Newspapers published at least 12,500 articles on the story, and even then dictator of Germany, Adolf Hitler, referenced the production calling it evidence of “the corrupt condition and decadent state of affairs in democracy”.

With hype like this, it was no wonder Hollywood beckoned. Owing to his already impressive reputation within the Mercury Theatre (a specialist in Shakespeare whose genius he felt nobody would ever match) RKO offered him complete control of his first picture, from script, casting, direction, and amazingly in the age of the studio system he was also given final cut. Ever the iconoclast, Welles decided to make an avant garde, fictional biography of newspaper magnate William Randoph Hearst (which would be the biggest mistake of his life.) Incidentally, Rosebud, the iconic key to Citizen Kane that explains everything and nothing, was apparently the pet name for Hearst’s wife’s clitoris.

Hearst refused to allow advertising for the film in any of his publications, and prevented many theatres from showing it, but despite being a commercial flop, the still handsome Welles and co-writer Herman J Manciewitz (a fifteen year veteran of screenwriting, and according to film critic Pauline Kael, the true auteur of Kane) won the Oscar for Best Screenplay.

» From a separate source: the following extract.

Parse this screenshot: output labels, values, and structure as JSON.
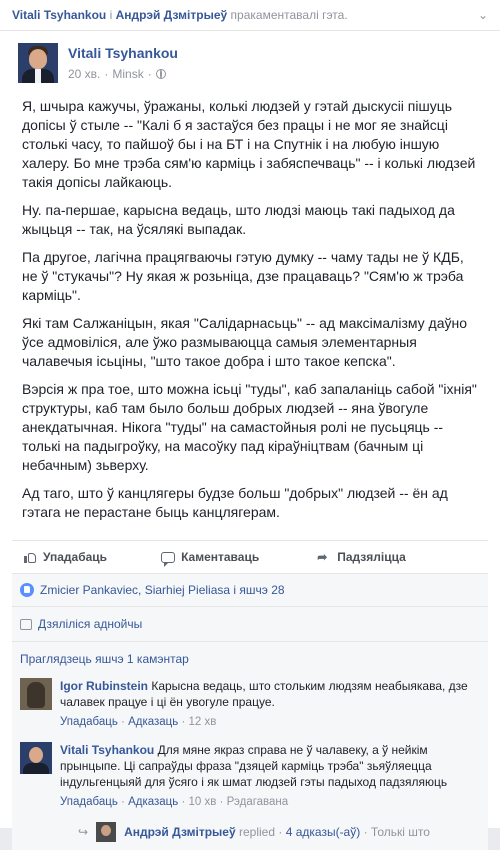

It was, in many ways, the highlight of Welles career, despite one that spanned forty years and numerous voice over work, and some highly interesting, (if often under-budgeted and flawed) films.

A master of film technique and a natural at experimentation, just reflect on the shot in Kane where the camera moves through the rain swept glass of the outside ceiling into the bar where the dead Kane’s mistress is mourning with cigarettes and gin, and remember this was nearly five decades before CGI so would have been an incredible feat of camera work.

The New York Times wrote that the movie “comes close to being the most sensational film ever made in Hollywood.” The other film reviews of the era were just as glowing, critic James Agate wrote: “Citizen Kane has entirely ousted the war as conversation fodder.”

None of his other movies came close to this reaction. His RKO follow up, The Magnificent Ambersons (1942)  based on Booth Tarkington’s novel, was butchered by its own editor Robert Wise and Welles’ original cut no longer exists. Whilst a film of certain beauty and intelligence, it is still to be regarded as a failure, and the beginning of budget constraints and a less than glowing reputation for the ambitious auteur. After this failure he essentially became an independent filmmaker, scrabbling for money (primarily to make his dream project of Don Quixote which never panned out). In fact, Touch of Evil was the closest Welles ever came to making another masterpiece, and even that has its moments of flatness and a wooden performance by Charlton Heston (who Welles was horrified he’d have to cast as a “Mexican”) even though some of the trademark long shots and long shadow cinematography are exceptional.

One of the most influential filmmakers still to this day, inspiring Kubrick, Peter Bogdanovich, William Friedkin, Akira Kurosawa, and numerous others, there is a still a sadness to Welles’ final years, doing voice over work for Bugs Bunny, and, fat and unhealthy and chain-smoking stinking cigars, his boyish good looks from the forties long destroyed. Peter Biskind describes Welles in the mid seventies as “a vast, damaged vessel adrift in a hostile sea, perennially in search of a safe harbour.”

But of course there is always his performance in The Third Man (1943) (he truly makes the movie) to recall the genius of Welles, playing a murderous secret agent involved in an insidious plot to kill an innocent man. Forget the Carlsberg ads and remember the moment where the kitten moves across his feet in the darkened doorway, and the light reveals his face to (Mercury Theatre stalwart) Joseph Cotton. These are the moments to savour, and even though the majority of his films were failures, to have been involved in such moments of genius makes Welles an artist who may have fallen far from Hollywood grace, but will always remain a cinematic icon.